Calcium-activated chloride Channel (CaCC) has been implicated to play important regulatory roles in vascular functions. Recent studies suggest that CaCC is encoded by TMEM16A. Here we sought to determine the expression of TMEM16A and CaCC currents (ICl.Ca) in pulmonary arterial smooth muscle cells (PASMCs), and their alterations in chronic hypoxic pulmonary hypertension (CHPH). TMEM16A mRNA was quantified using real-time RT-PCR in different arteries of normoxic rat. The expression was most abundant in pulmonary arteries (PA) with the order of large PA>aorta>small PA>cerebral arteries=tail arteries=mesenteric arteries=renal arteries, suggesting an important role of TMEM16A in pulmonary vasculature. The expression of TMEM16B, another closely related putative CaCC, was minimal. ICl.Ca and [Ca2+]i were recorded simultaneously using amphotericin-B perforated patch-clamp technique in Fluo-3/AM-loaded PASMCs. Under K+ free conditions, Ca2+ release activated by caffeine (5-10 mM) evoked robust outward currents at 0 mV (19.9±2.4 pA/pF) and inward current at −80 mV (−21.7±3.1 pA/pF). The reversal potential was −40.3±2.5 mV, similar to the predicted ECl. The current was inhibited by niflumic acid (100 μM), and the reversal potential shifted to 0 mV under symmetrical [Cl-], as consistent with ICl.Ca.
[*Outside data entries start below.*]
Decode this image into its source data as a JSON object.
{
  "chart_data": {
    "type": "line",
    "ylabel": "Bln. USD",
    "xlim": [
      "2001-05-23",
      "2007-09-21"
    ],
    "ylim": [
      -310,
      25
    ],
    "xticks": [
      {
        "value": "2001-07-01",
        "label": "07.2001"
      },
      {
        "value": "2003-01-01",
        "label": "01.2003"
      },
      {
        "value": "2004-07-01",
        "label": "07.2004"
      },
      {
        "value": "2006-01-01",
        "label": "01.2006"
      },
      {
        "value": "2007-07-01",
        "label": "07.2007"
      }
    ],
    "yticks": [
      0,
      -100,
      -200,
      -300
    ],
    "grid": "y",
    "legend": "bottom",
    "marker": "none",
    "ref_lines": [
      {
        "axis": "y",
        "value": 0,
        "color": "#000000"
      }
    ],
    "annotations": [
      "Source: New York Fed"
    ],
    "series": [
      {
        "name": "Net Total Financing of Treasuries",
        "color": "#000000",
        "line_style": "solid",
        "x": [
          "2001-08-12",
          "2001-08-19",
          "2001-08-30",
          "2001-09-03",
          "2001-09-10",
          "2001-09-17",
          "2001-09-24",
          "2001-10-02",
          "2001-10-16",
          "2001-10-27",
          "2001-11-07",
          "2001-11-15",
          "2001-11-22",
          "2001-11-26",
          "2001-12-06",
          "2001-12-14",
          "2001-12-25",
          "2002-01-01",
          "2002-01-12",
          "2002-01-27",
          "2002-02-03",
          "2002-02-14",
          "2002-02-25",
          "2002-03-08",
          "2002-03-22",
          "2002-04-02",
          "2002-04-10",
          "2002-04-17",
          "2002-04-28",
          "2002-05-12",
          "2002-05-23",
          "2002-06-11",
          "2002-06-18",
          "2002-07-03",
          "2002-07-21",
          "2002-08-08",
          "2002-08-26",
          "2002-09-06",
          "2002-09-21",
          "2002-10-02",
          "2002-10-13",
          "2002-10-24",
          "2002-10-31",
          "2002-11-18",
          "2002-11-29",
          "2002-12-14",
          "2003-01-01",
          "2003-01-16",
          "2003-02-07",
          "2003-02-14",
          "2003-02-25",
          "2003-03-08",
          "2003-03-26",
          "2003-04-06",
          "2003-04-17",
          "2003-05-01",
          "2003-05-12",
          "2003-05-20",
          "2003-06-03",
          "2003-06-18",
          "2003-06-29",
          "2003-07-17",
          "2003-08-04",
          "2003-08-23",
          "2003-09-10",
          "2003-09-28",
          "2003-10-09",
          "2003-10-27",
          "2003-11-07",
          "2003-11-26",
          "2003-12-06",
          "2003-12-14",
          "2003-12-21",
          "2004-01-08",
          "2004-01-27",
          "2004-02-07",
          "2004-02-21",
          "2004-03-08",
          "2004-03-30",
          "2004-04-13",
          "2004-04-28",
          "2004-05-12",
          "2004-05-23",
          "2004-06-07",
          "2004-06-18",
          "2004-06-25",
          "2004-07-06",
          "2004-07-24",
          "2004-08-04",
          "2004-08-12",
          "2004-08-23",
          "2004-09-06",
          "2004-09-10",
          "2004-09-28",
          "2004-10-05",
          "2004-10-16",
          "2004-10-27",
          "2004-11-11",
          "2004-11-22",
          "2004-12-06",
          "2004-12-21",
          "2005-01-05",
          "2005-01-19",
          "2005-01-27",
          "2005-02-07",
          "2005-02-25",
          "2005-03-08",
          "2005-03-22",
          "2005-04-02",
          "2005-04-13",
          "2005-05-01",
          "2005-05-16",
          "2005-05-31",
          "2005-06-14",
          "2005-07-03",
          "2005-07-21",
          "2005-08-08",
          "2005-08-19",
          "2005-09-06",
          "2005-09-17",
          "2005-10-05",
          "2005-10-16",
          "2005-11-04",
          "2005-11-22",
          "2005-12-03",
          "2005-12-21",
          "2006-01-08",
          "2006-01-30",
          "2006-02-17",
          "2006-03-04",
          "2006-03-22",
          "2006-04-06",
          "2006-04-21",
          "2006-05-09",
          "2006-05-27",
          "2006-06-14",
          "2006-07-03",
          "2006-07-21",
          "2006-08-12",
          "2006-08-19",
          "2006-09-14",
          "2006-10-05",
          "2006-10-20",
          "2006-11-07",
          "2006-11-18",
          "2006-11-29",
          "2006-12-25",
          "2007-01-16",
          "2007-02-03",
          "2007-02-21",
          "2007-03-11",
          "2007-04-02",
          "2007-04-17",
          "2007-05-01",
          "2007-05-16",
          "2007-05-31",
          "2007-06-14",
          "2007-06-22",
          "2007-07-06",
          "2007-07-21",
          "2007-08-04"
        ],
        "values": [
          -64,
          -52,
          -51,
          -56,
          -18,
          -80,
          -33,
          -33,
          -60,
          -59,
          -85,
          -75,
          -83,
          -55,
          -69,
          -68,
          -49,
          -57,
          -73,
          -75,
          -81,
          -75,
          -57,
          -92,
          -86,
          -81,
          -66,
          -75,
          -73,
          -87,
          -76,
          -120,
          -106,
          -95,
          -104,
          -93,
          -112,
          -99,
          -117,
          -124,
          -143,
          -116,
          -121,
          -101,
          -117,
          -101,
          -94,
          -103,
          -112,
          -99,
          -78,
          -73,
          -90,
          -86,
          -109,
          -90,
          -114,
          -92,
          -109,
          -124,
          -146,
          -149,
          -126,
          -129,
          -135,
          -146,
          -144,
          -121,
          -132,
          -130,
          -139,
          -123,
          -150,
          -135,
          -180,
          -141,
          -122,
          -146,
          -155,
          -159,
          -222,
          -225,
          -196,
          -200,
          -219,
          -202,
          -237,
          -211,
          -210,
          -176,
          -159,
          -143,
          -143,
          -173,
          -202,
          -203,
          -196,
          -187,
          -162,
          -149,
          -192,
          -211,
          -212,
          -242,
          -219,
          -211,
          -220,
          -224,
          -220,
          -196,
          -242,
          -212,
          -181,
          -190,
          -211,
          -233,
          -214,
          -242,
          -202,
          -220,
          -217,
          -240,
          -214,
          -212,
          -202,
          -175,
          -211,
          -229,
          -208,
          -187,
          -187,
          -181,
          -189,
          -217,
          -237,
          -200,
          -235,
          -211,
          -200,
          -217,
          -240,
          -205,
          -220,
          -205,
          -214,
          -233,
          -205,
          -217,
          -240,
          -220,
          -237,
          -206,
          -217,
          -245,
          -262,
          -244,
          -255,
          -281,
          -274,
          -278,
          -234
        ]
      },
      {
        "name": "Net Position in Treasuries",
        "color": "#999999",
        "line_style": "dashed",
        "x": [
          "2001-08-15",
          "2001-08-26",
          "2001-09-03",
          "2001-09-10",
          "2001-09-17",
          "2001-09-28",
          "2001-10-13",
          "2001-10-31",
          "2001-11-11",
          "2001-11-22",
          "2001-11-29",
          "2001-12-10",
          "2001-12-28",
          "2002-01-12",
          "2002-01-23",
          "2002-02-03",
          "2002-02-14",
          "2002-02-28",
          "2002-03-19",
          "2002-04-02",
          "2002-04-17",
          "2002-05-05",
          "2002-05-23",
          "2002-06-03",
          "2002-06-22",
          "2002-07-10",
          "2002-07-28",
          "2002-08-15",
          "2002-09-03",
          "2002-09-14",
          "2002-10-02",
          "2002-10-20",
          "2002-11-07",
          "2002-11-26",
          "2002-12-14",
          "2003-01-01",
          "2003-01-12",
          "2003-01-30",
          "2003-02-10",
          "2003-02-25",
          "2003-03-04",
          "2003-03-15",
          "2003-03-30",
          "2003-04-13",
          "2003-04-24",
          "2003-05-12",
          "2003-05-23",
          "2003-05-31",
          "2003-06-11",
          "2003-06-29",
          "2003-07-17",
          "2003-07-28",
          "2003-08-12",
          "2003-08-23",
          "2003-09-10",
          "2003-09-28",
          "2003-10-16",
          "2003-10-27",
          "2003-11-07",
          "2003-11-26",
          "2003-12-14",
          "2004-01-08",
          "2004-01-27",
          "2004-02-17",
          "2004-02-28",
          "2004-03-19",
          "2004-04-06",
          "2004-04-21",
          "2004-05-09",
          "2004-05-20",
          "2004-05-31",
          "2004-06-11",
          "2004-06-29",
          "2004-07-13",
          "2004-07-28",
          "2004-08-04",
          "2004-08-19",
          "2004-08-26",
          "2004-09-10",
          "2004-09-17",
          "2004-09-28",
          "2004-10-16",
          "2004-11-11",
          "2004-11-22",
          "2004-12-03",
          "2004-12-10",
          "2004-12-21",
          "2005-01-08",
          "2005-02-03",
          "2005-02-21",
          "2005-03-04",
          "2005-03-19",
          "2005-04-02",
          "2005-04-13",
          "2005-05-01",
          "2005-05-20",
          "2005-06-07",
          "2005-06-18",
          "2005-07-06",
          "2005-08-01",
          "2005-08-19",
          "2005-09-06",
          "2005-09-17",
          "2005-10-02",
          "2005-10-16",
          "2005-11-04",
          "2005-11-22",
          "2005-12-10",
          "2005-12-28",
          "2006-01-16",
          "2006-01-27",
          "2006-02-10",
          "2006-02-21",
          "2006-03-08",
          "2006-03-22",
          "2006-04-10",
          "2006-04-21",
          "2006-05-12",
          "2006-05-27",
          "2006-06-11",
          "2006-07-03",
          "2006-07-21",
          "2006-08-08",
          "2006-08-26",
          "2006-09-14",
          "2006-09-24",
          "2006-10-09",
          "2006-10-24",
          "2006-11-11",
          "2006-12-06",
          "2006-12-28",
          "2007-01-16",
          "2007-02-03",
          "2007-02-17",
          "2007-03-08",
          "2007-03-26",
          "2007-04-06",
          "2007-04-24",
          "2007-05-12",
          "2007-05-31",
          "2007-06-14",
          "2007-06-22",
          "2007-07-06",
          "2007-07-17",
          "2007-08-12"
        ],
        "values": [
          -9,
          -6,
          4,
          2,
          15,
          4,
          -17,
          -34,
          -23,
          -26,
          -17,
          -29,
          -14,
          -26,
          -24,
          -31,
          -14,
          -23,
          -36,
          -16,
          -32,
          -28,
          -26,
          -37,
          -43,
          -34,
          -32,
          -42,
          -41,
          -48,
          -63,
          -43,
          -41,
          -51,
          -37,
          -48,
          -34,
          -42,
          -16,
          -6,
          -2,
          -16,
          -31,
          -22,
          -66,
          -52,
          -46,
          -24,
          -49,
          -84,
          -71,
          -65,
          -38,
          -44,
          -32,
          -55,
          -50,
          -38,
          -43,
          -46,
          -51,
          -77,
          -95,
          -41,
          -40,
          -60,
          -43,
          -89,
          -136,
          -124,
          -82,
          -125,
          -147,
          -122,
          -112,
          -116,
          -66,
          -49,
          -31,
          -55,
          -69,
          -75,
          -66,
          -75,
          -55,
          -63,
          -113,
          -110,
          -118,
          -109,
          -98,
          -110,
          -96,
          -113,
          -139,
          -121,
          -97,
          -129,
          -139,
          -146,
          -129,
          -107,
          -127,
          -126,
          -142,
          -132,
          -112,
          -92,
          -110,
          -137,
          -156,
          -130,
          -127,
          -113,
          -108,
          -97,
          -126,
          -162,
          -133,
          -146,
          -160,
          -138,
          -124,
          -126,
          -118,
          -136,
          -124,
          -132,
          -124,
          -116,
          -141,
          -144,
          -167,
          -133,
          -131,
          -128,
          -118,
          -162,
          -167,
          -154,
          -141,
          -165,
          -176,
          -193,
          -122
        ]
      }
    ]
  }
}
Chronic exposure of rat to hypoxia (10% O2, 4 weeks) caused significant upregulation of TMEM16A mRNA, and a five-fold increase in protein levels in rat PA. Upregulation of TMEM16A protein was associated with comparable increase in whole-cell ICl.Ca density, recorded in PASMCs with [Ca2+]i clamped at 750 nM (normoxia: 24.4±3.3 pA/pF; hypoxia: 124.2±24.1 pA/pF at +120 mV). Hence, our results show that TMEM16A and functional CaCC are highly expressed in rat PA. Their upregulation by hypoxia may contribute to the enhanced pulmonary vascular reactivity in CHPH.